O inferno



Leitura sugerida: Mt 5.29

Ao longo da história do cristianismo, diversas interpretações acerca do inferno foram formuladas, muitas dessas interpretações mesmo que medievais ainda regem o pensamento de muitos cristãos. Porém, no decorrer desses séculos o inferno foi pensado e repensado. É um tema que volta mesmo entre nós, os do Caminho. Alguns ainda questionam sobre a condenação dos homens. Quando criticamos teorias sobre o inferno, somos tachados rapidamente de universalistas, como se afirmássemos que todos serão salvos até contra a própria vontade.

Em determinados grupos cristãos o inferno é tão presente como tema, que certa vez ouvi um líder neopentecostal dizer que "a Bíblia se refere muito mais ao inferno do que ao Reino..." o que é evidentemente uma grande mentira, que para mim só revela a má intenção de tal pregador. A verdade é que os termos associados ao céu ocorrem cerca de 269 só no NT, enquanto os termos relacionados ao inferno só ocorrem 28 vezes. E isso no NT pois no AT o inferno como nós fomos ensinados não faz o menor sentido.

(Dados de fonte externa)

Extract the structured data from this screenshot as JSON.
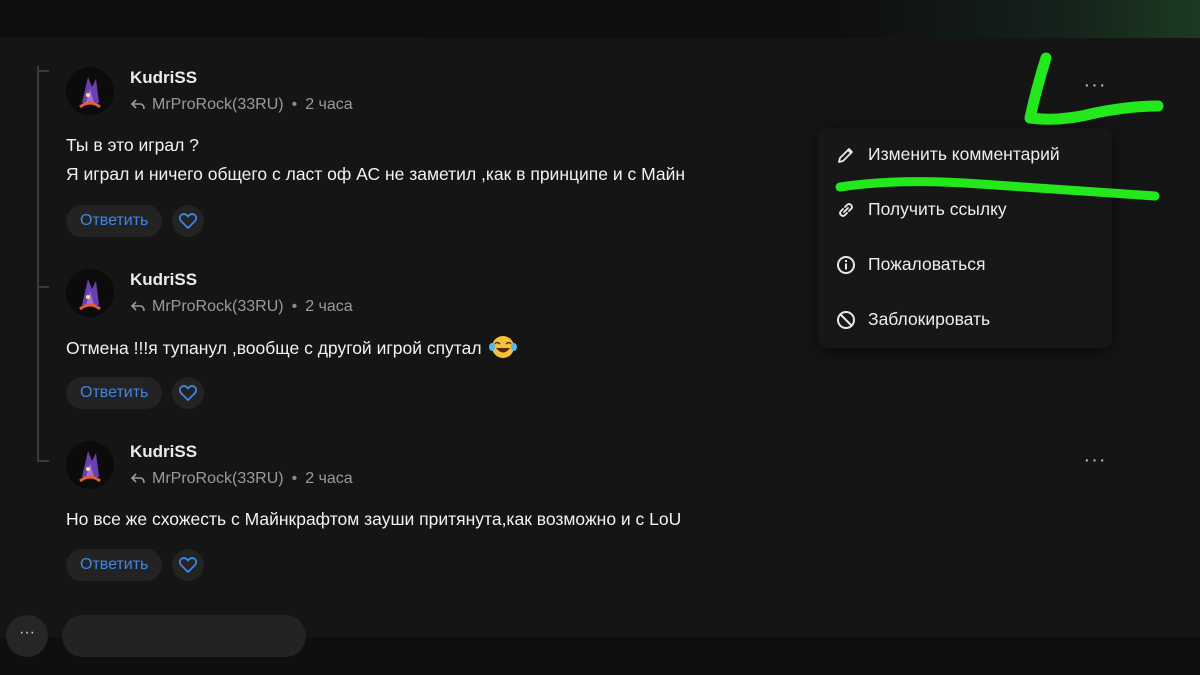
{
  "comments": [
    {
      "author": "KudriSS",
      "reply_to": "MrProRock(33RU)",
      "time": "2 часа",
      "lines": [
        "Ты в это играл ?",
        "Я играл и ничего общего с ласт оф АС не заметил ,как в принципе и с Майн"
      ],
      "reply_label": "Ответить"
    },
    {
      "author": "KudriSS",
      "reply_to": "MrProRock(33RU)",
      "time": "2 часа",
      "lines": [
        "Отмена !!!я тупанул ,вообще с другой игрой спутал"
      ],
      "reply_label": "Ответить"
    },
    {
      "author": "KudriSS",
      "reply_to": "MrProRock(33RU)",
      "time": "2 часа",
      "lines": [
        "Но все же схожесть с Майнкрафтом зауши притянута,как возможно и с LoU"
      ],
      "reply_label": "Ответить"
    }
  ],
  "context_menu": {
    "items": [
      {
        "label": "Изменить комментарий",
        "icon": "pencil-icon"
      },
      {
        "label": "Получить ссылку",
        "icon": "link-icon"
      },
      {
        "label": "Пожаловаться",
        "icon": "info-icon"
      },
      {
        "label": "Заблокировать",
        "icon": "block-icon"
      }
    ]
  },
  "more_label": "···",
  "colors": {
    "background": "#151515",
    "reply_link": "#3f86e6",
    "annotation": "#22e81c"
  }
}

Na minha infância inferno basicamente era o lugar para onde ia os membros de todas as demais religiões ou de outros grupos cristãos diferentes do meu. Ou seja, a arrasadora maioria das pessoas. Na adolescência servia para evitar que pecasse, os chamados pecados sexuais. E na vida adulta, tornou-se uma arma contra os adversários.

Mas vamos começar uma análise. Afinal o que sabemos sobre esse tema? A palavra inferno, que hoje conhecemos, origina-se da palavra latina pré-cristã infernus "lugares baixos", infernus. Na Bíblia latina, a palavra é usada para representar o termo hebraico Seol e os termos gregos Hades e Geena, sem distinção. A maioria das versões em idioma Português seguem o latim, e eles não fazem distinção do original hebraico ou grego. Das palavras Hades e Sheol, ambas com mesmo significado, tendo conotação clara de um lugar para onde os mortos vão, todos eles. O próprio Jesus foi, pois refere-se a sepultura, sua câmara mortuária. Diz as escrituras “ele não foi esquecido no Inferno, foi ressuscitado ao terceiro dia”.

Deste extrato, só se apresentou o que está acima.